Senior is Cortland’s 14th national Gilman scholar

07/21/2020 

Shaneya Simmelkjaer has spent her academic career at SUNY Cortland studying the struggles faced by people of color.

The senior from Bronx, N.Y., who is pursuing triple majors in criminology, political science and Africana studies, has endeavored to make a difference in her time at Cortland through the Black Student Union. She currently serves as the organization’s president.

In summer 2021, the aspiring future defense attorney travels to Africa where a unique study abroad opportunity will allow her to take her intellectual curiosity and social advocacy work to the next level. Simmelkjaer will make that trip following graduation next May to continue with a course of study at University of Ghana.

Simmelkjaer is SUNY Cortland’s 14th recipient of a prestigious Benjamin A. Gilman International Scholarship since the award was established under the International Academic Opportunity Act of 2000. Her expense award of $5,000 will be managed through the State Department’s Bureau of Educational and Cultural Affairs and supported in its implementation by the Institute of International Education..

“I have always wanted to go to Ghana, where a lot of African Americans have their roots,” she said. “Ghana is a very spiritual, emotional and educational place and this will be an all-around wonderful trip.”  

The Gilman scholarship program has helped send more than 31,000 ambitious students who are receiving Pell Grant funding to pursue academic studies or internships around the world since the highly competitive national scholarship was started in 2001. The program aims to better prepare college students to thrive in the global economy and to expand the number of Americans studying and interning abroad, thereby gaining skills that are critical to U.S. national security and prosperity.

“That is wonderful news and a great honor,” wrote Mary Schlarb, director of Cortland’s International Programs about the award notice to this future student participant in the university’s study abroad opportunity at University of Ghana. “We are proud you are representing SUNY Cortland with such distinction.”

One of the university’s most visible leaders, Simmelkjaer was among the students honored recently by the institution in lieu of the 35th Annual Student Leadership Recognition Banquet, which could not be held on April 16 due to the pandemic.

“Congratulations again. You are surely on the roll,” wrote Seth Asumah, a professor of political science at Cortland and chair of its Africana Studies Department as well as SUNY Distinguished Teaching Professor and Carnegie-University of Ghana Diaspora Fellow, to Simmelkjaer. “Keep on keeping on. We are very proud of you.”

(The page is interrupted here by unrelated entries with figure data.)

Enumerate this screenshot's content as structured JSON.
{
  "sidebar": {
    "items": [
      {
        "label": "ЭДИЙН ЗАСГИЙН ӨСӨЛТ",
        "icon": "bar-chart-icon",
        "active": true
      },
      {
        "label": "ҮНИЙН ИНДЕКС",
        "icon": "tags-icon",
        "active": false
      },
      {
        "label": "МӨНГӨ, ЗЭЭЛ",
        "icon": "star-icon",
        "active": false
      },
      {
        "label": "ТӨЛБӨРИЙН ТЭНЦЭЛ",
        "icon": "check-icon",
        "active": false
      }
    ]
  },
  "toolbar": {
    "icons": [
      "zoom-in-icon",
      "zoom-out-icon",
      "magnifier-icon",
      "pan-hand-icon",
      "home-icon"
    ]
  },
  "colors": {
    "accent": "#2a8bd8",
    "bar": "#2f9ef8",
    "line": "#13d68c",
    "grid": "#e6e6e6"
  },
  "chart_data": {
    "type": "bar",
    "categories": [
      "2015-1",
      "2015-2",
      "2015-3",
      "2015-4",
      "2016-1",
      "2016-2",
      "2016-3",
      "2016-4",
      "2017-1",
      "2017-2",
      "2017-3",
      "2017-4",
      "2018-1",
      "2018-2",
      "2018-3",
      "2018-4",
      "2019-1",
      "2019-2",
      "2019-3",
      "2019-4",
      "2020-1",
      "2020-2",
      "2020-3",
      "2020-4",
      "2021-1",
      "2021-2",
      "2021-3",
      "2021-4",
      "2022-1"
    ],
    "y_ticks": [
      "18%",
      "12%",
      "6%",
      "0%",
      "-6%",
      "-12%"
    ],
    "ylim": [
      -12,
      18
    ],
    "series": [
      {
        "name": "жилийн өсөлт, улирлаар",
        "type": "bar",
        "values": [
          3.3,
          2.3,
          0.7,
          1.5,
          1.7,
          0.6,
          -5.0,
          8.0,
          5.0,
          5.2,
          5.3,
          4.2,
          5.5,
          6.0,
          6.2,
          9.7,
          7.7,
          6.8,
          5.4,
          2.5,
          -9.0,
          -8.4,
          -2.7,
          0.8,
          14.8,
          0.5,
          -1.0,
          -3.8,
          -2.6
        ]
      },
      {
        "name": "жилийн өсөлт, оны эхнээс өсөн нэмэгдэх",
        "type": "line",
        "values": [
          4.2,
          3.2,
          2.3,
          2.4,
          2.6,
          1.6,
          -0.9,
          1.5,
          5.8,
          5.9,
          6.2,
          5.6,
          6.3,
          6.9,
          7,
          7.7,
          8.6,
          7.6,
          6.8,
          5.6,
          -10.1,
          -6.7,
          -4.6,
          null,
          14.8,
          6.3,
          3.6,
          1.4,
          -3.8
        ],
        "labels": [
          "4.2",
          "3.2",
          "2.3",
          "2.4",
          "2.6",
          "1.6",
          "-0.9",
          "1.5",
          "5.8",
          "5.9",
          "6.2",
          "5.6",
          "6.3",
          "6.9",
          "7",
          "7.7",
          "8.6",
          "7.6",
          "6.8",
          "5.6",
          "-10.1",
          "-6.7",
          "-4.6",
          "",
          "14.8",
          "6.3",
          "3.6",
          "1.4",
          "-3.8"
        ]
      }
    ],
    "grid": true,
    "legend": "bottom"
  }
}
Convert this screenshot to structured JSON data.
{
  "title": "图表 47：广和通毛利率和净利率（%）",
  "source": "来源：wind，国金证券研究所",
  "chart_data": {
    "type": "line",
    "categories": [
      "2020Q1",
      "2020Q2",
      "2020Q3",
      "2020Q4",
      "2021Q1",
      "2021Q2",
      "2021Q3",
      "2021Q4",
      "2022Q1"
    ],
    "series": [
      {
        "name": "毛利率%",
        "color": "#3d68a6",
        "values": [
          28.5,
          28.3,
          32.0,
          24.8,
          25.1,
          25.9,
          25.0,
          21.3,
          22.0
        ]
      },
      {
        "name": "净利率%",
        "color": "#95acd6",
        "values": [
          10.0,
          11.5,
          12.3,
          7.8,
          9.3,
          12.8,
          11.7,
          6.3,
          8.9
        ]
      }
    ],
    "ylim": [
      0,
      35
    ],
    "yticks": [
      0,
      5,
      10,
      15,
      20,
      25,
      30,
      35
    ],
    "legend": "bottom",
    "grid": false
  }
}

At Cortland, Simmelkjaer has served as a Black feminist advocate to spread the word that Black Americans continue to live in fear, sometimes due to indirect or unintentional discrimination.

“I love SUNY Cortland,” she said. “This is where I have been able to grow as an intellectual, as an individual and as a student. I love SUNY Cortland so much that I’m not afraid to stand up for every student. I always want to make sure everybody’s voices are heard and everyone’s concerns are addressed by the institution. That’s why I’m always open to sharing my experiences as a student of color.”

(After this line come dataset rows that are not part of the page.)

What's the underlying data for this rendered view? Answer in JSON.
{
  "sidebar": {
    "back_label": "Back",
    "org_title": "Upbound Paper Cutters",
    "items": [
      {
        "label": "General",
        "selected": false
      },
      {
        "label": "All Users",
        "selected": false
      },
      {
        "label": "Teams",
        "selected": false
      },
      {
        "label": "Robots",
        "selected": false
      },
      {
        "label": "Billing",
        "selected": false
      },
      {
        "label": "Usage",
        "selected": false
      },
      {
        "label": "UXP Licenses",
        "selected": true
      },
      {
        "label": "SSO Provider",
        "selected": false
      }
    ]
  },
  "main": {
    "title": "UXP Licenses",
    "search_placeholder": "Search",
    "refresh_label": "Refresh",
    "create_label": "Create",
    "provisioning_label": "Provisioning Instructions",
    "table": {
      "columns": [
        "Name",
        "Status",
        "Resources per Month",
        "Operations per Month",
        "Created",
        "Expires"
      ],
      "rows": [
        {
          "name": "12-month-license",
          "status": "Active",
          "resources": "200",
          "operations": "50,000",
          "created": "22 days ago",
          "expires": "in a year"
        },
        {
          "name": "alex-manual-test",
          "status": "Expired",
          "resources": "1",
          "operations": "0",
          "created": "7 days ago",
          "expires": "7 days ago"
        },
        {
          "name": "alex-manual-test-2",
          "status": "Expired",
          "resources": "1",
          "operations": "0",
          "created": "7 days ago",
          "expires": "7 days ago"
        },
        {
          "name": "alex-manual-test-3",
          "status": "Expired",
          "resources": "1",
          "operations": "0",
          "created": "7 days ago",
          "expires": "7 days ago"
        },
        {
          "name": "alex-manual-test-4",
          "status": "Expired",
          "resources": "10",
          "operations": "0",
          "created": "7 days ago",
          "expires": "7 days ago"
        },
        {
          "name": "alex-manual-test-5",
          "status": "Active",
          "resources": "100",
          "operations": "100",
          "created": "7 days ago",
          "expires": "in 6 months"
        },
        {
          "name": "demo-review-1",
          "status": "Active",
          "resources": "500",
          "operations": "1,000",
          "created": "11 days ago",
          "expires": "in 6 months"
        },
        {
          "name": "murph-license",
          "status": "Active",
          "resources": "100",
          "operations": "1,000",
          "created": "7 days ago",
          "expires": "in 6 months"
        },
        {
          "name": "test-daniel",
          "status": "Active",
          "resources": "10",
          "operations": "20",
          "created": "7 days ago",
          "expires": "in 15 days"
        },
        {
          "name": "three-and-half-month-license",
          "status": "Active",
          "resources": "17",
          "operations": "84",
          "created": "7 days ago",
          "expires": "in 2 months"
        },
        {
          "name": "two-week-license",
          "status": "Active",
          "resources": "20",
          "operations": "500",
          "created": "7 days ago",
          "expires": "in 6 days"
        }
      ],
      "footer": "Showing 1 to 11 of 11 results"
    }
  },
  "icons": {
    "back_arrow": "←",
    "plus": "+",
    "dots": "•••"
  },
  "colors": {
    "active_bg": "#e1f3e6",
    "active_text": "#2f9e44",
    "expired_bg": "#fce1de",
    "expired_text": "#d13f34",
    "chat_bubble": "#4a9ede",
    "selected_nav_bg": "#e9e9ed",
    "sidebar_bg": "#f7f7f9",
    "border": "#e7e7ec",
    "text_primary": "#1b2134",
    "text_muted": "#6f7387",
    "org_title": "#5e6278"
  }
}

Originally, she was set to go to Ghana this summer, but the COVID-19 pandemic caused the U.S. State Department to require that all summer recipients defer participation until between Jan. 1, 2021 and Dec. 31, 2021.

So Simmelkjaer will graduate before she travels abroad and currently is looking for summer employment and additional financial support to help offset other costs of her planned international educational foray.

For Simmelkjaer, Ghana’s history — in which so many of its citizens were ripped from their homeland and sold into slavery in the U.S. — represents the ultimate example of human rights violation.

“I want to study Ghana’s culture and history as well as my own history as an African American, the politics and the way of life,” she said. “And of course, I look forward to the sightseeing as well.”

Simmelkjaer currently is researching which university she will apply to for admission to earn a dual Ph.D. and law degree in criminal law, starting in Fall 2021.

“I definitely do think my study abroad experience will help me,” Simmelkjaer said. “I want to use it to learn to come out of my shell more, to get used to things I’m not accustomed to, to get out of my comfort zone.”